Hommage à Jean FERRAT

Ce n'est pas un poème, juste un texte à la mémoire de ce grand homme, écrit sous le coup de la tristesse le soir-même de sa mort, Samedi 13 Mars 2010.


Samedi 13 Mars 2010... Date de sinistre mémoire, à marquer de noir et de rouge sur le calendrier. Jean FERRAT, chanteur, compositeur, poète, communiste engagé, empêcheur de tourner en rond, homme profondément humain et discret, s'est éteint aujourd'hui à l'âge (pas si canonique que cela) de 79 ans, dans son Ardèche bien-aimée, suite à des problèmes pulmonaires récurrents.

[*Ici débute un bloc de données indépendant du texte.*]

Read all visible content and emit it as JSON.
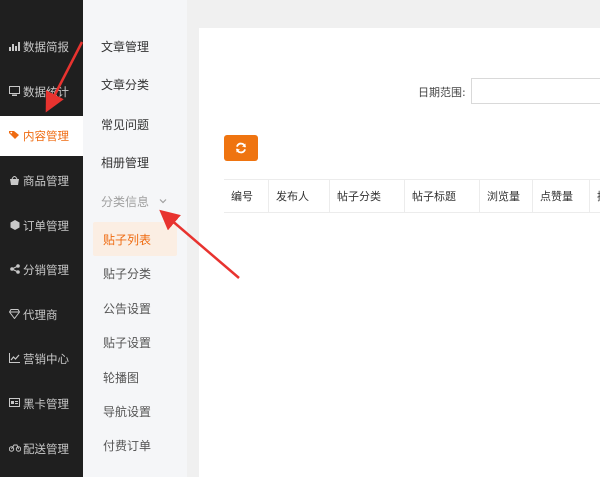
{
  "sidebar": {
    "items": [
      {
        "label": "数据简报",
        "icon": "bar-chart-icon"
      },
      {
        "label": "数据统计",
        "icon": "monitor-icon"
      },
      {
        "label": "内容管理",
        "icon": "tag-icon",
        "active": true
      },
      {
        "label": "商品管理",
        "icon": "shopping-bag-icon"
      },
      {
        "label": "订单管理",
        "icon": "hexagon-icon"
      },
      {
        "label": "分销管理",
        "icon": "share-icon"
      },
      {
        "label": "代理商",
        "icon": "diamond-icon"
      },
      {
        "label": "营销中心",
        "icon": "line-chart-icon"
      },
      {
        "label": "黑卡管理",
        "icon": "card-icon"
      },
      {
        "label": "配送管理",
        "icon": "motorcycle-icon"
      }
    ]
  },
  "submenu": {
    "items": [
      "文章管理",
      "文章分类",
      "常见问题",
      "相册管理"
    ],
    "group_label": "分类信息",
    "children": [
      "贴子列表",
      "贴子分类",
      "公告设置",
      "贴子设置",
      "轮播图",
      "导航设置",
      "付费订单"
    ]
  },
  "filter": {
    "date_label": "日期范围:"
  },
  "table": {
    "columns": [
      "编号",
      "发布人",
      "帖子分类",
      "帖子标题",
      "浏览量",
      "点赞量",
      "操"
    ]
  },
  "colors": {
    "sidebar_bg": "#1f1f1f",
    "accent": "#ef6b11",
    "arrow": "#e8332f"
  }
}
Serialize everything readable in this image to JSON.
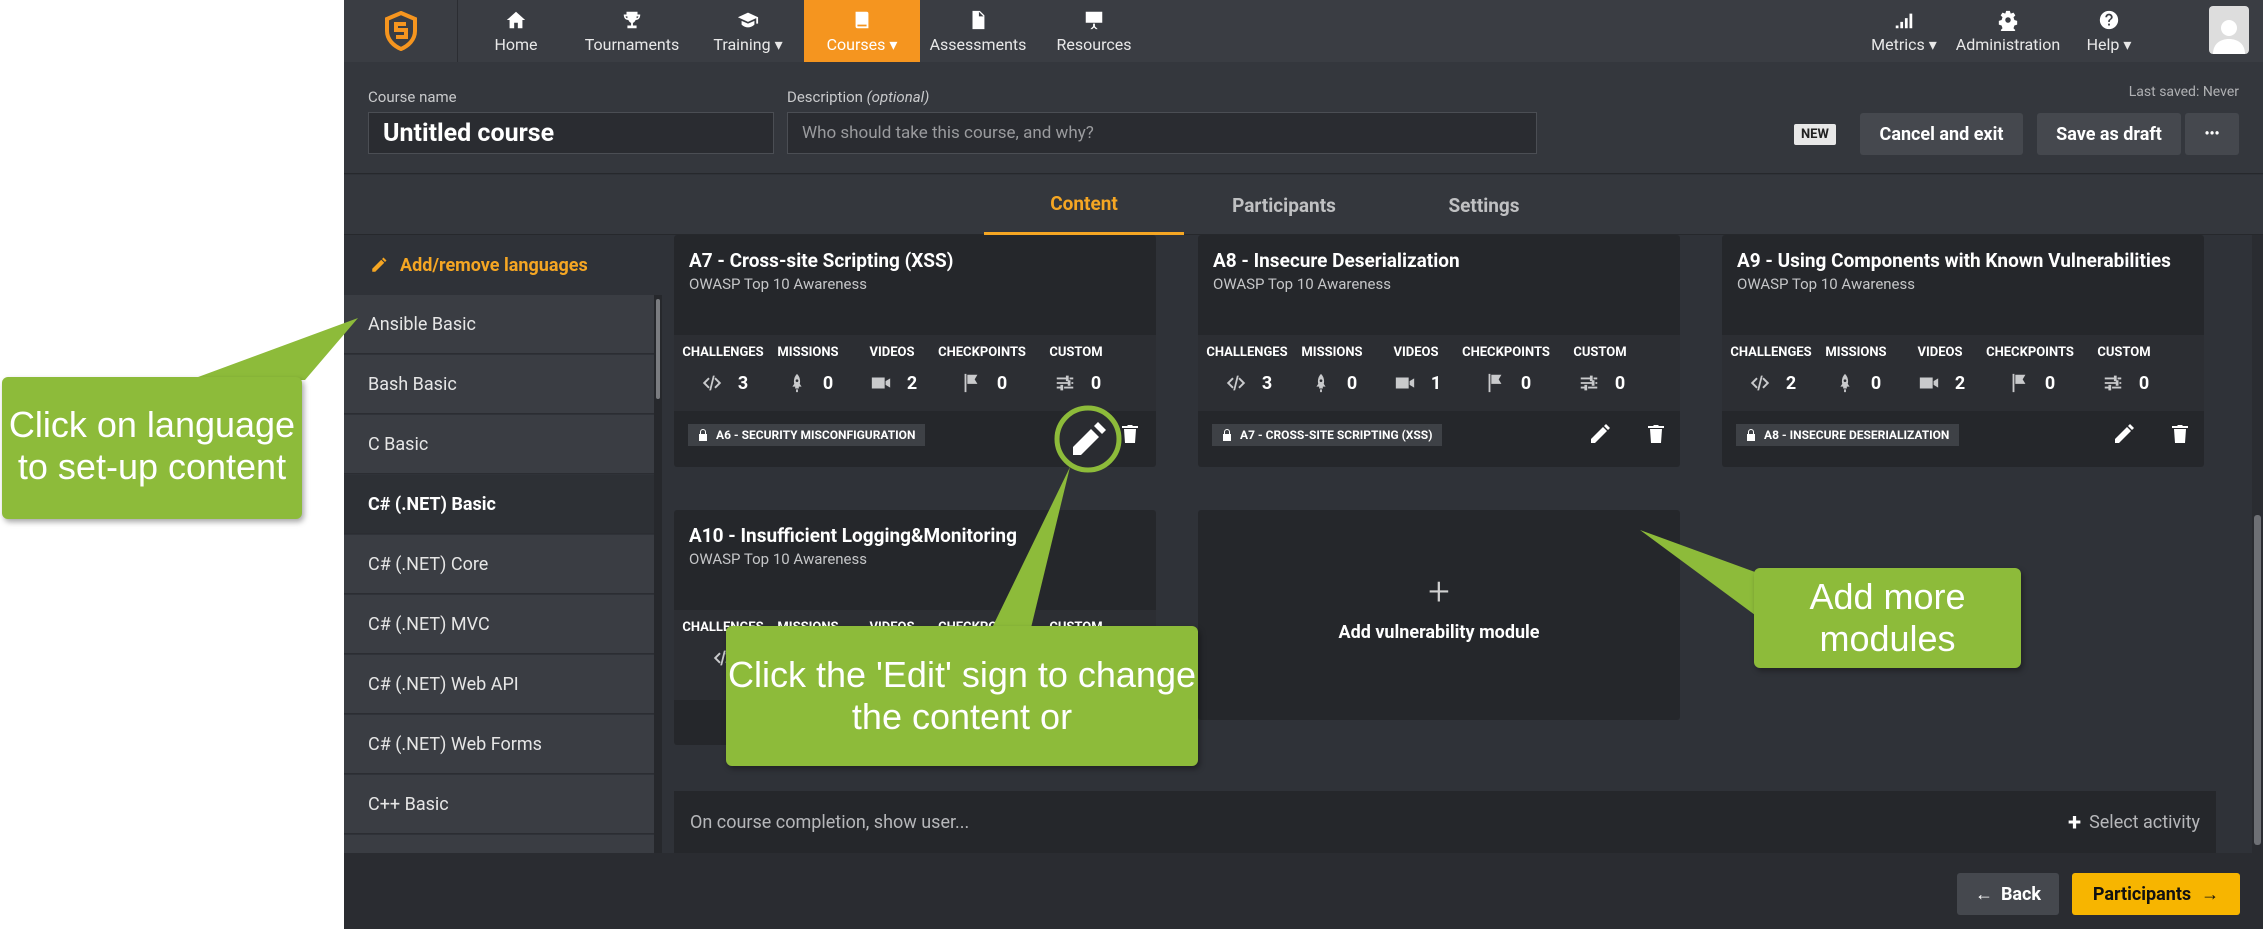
{
  "nav": {
    "items": [
      {
        "label": "Home",
        "icon": "home-icon"
      },
      {
        "label": "Tournaments",
        "icon": "trophy-icon"
      },
      {
        "label": "Training ▾",
        "icon": "graduation-cap-icon"
      },
      {
        "label": "Courses ▾",
        "icon": "book-icon",
        "active": true
      },
      {
        "label": "Assessments",
        "icon": "document-icon"
      },
      {
        "label": "Resources",
        "icon": "presentation-icon"
      }
    ],
    "right": [
      {
        "label": "Metrics ▾",
        "icon": "signal-icon"
      },
      {
        "label": "Administration",
        "icon": "gear-icon"
      },
      {
        "label": "Help ▾",
        "icon": "question-icon"
      }
    ]
  },
  "header": {
    "course_name_label": "Course name",
    "course_name_value": "Untitled course",
    "description_label": "Description",
    "description_optional": "(optional)",
    "description_placeholder": "Who should take this course, and why?",
    "last_saved": "Last saved: Never",
    "new_badge": "NEW",
    "cancel": "Cancel and exit",
    "save_draft": "Save as draft",
    "more": "•••"
  },
  "tabs": [
    "Content",
    "Participants",
    "Settings"
  ],
  "sidebar": {
    "add_languages": "Add/remove languages",
    "languages": [
      "Ansible Basic",
      "Bash Basic",
      "C Basic",
      "C# (.NET) Basic",
      "C# (.NET) Core",
      "C# (.NET) MVC",
      "C# (.NET) Web API",
      "C# (.NET) Web Forms",
      "C++ Basic"
    ]
  },
  "stat_labels": [
    "CHALLENGES",
    "MISSIONS",
    "VIDEOS",
    "CHECKPOINTS",
    "CUSTOM"
  ],
  "modules": [
    {
      "title": "A7 - Cross-site Scripting (XSS)",
      "subtitle": "OWASP Top 10 Awareness",
      "values": [
        "3",
        "0",
        "2",
        "0",
        "0"
      ],
      "lock": "A6 - SECURITY MISCONFIGURATION"
    },
    {
      "title": "A8 - Insecure Deserialization",
      "subtitle": "OWASP Top 10 Awareness",
      "values": [
        "3",
        "0",
        "1",
        "0",
        "0"
      ],
      "lock": "A7 - CROSS-SITE SCRIPTING (XSS)"
    },
    {
      "title": "A9 - Using Components with Known Vulnerabilities",
      "subtitle": "OWASP Top 10 Awareness",
      "values": [
        "2",
        "0",
        "2",
        "0",
        "0"
      ],
      "lock": "A8 - INSECURE DESERIALIZATION"
    },
    {
      "title": "A10 - Insufficient Logging&Monitoring",
      "subtitle": "OWASP Top 10 Awareness",
      "stat_partial": [
        "CHALLENGES",
        "MISSIONS",
        "VIDEOS",
        "CHECKPOINTS",
        "CUSTOM"
      ]
    }
  ],
  "add_module": {
    "label": "Add vulnerability module"
  },
  "completion": {
    "text": "On course completion, show user...",
    "action": "Select activity"
  },
  "footer": {
    "back": "Back",
    "next": "Participants"
  },
  "callouts": {
    "language": "Click on language to set-up content",
    "edit": "Click the 'Edit' sign to change the content or",
    "add": "Add more modules"
  },
  "colors": {
    "accent": "#f5951f",
    "callout": "#8dbb3a",
    "next_button": "#f7b500"
  }
}
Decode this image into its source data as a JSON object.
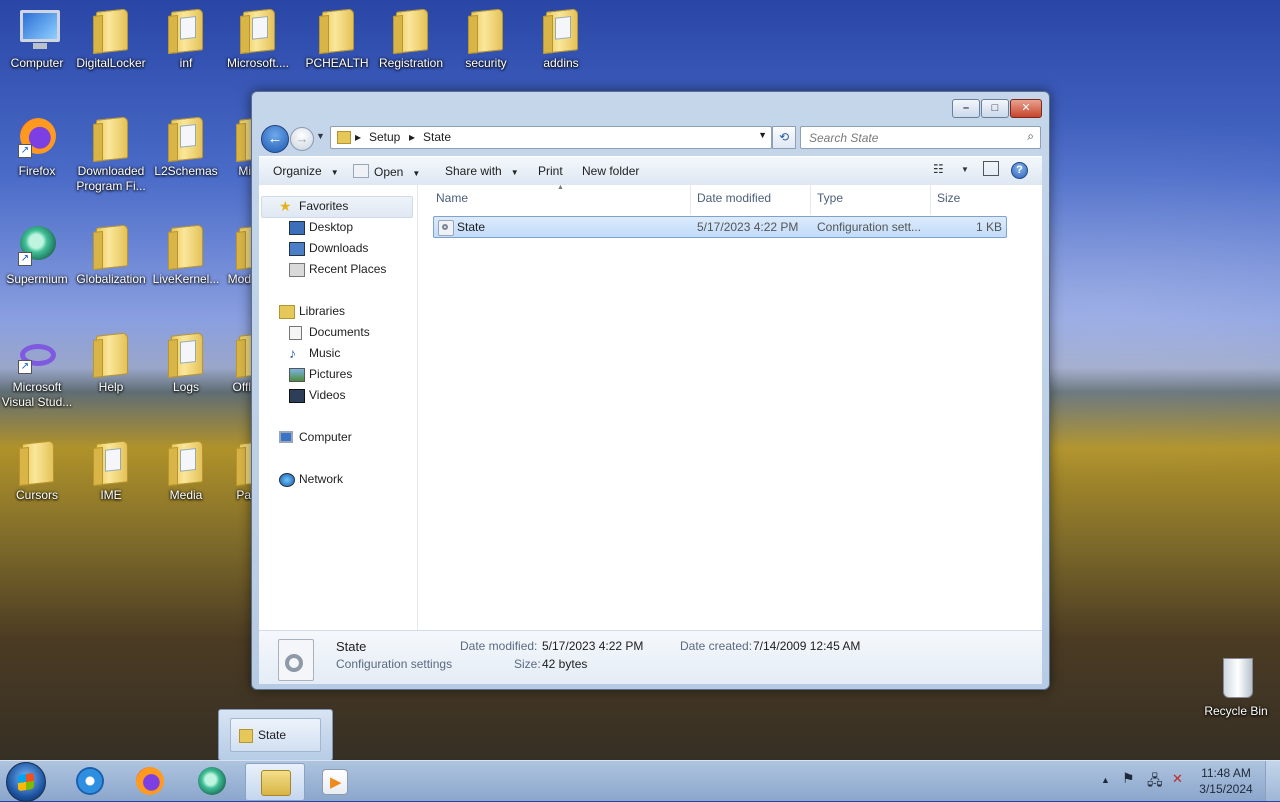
{
  "desktop": {
    "icons": [
      {
        "label": "Computer",
        "kind": "computer"
      },
      {
        "label": "DigitalLocker",
        "kind": "folder"
      },
      {
        "label": "inf",
        "kind": "folder"
      },
      {
        "label": "Microsoft....",
        "kind": "folder"
      },
      {
        "label": "PCHEALTH",
        "kind": "folder"
      },
      {
        "label": "Registration",
        "kind": "folder"
      },
      {
        "label": "security",
        "kind": "folder"
      },
      {
        "label": "addins",
        "kind": "folder"
      },
      {
        "label": "Firefox",
        "kind": "firefox"
      },
      {
        "label": "Downloaded Program Fi...",
        "kind": "folder"
      },
      {
        "label": "L2Schemas",
        "kind": "folder"
      },
      {
        "label": "Mi",
        "kind": "folder"
      },
      {
        "label": "Supermium",
        "kind": "supermium"
      },
      {
        "label": "Globalization",
        "kind": "folder"
      },
      {
        "label": "LiveKernel...",
        "kind": "folder"
      },
      {
        "label": "Mod",
        "kind": "folder"
      },
      {
        "label": "Microsoft Visual Stud...",
        "kind": "vs"
      },
      {
        "label": "Help",
        "kind": "folder"
      },
      {
        "label": "Logs",
        "kind": "folder"
      },
      {
        "label": "Offl",
        "kind": "folder"
      },
      {
        "label": "Cursors",
        "kind": "folder"
      },
      {
        "label": "IME",
        "kind": "folder"
      },
      {
        "label": "Media",
        "kind": "folder"
      },
      {
        "label": "Pa",
        "kind": "folder"
      }
    ],
    "recycle_bin": "Recycle Bin"
  },
  "window": {
    "breadcrumb": [
      "Setup",
      "State"
    ],
    "search_placeholder": "Search State",
    "toolbar": {
      "organize": "Organize",
      "open": "Open",
      "share_with": "Share with",
      "print": "Print",
      "new_folder": "New folder"
    },
    "nav": {
      "favorites": "Favorites",
      "desktop": "Desktop",
      "downloads": "Downloads",
      "recent_places": "Recent Places",
      "libraries": "Libraries",
      "documents": "Documents",
      "music": "Music",
      "pictures": "Pictures",
      "videos": "Videos",
      "computer": "Computer",
      "network": "Network"
    },
    "columns": {
      "name": "Name",
      "date_modified": "Date modified",
      "type": "Type",
      "size": "Size"
    },
    "files": [
      {
        "name": "State",
        "date_modified": "5/17/2023 4:22 PM",
        "type": "Configuration sett...",
        "size": "1 KB"
      }
    ],
    "details": {
      "name": "State",
      "type": "Configuration settings",
      "date_modified_label": "Date modified:",
      "date_modified": "5/17/2023 4:22 PM",
      "size_label": "Size:",
      "size": "42 bytes",
      "date_created_label": "Date created:",
      "date_created": "7/14/2009 12:45 AM"
    }
  },
  "taskbar": {
    "thumbnail_label": "State",
    "clock_time": "11:48 AM",
    "clock_date": "3/15/2024"
  }
}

Vie simple et fin banale pour un homme extraordinaire.

Né Jean TENEBAUM le 26 Décembre 1930, vous passez paisiblement vos dix premières années en région parisienne, jusqu'à ces sombres années 1940. En 1942, vos parents sont raflés et déportés à Auschwitz-Birkenau, vous-même ne devez la vie sauve qu'à un couple communiste. Vous n'oubliez ni les uns ni les autres. Nuit et brouillard rend hommage aux déportés en général et à vos parents en filigrane, tandis que vous dédiez votre vie au communisme et aux gens ordinaires.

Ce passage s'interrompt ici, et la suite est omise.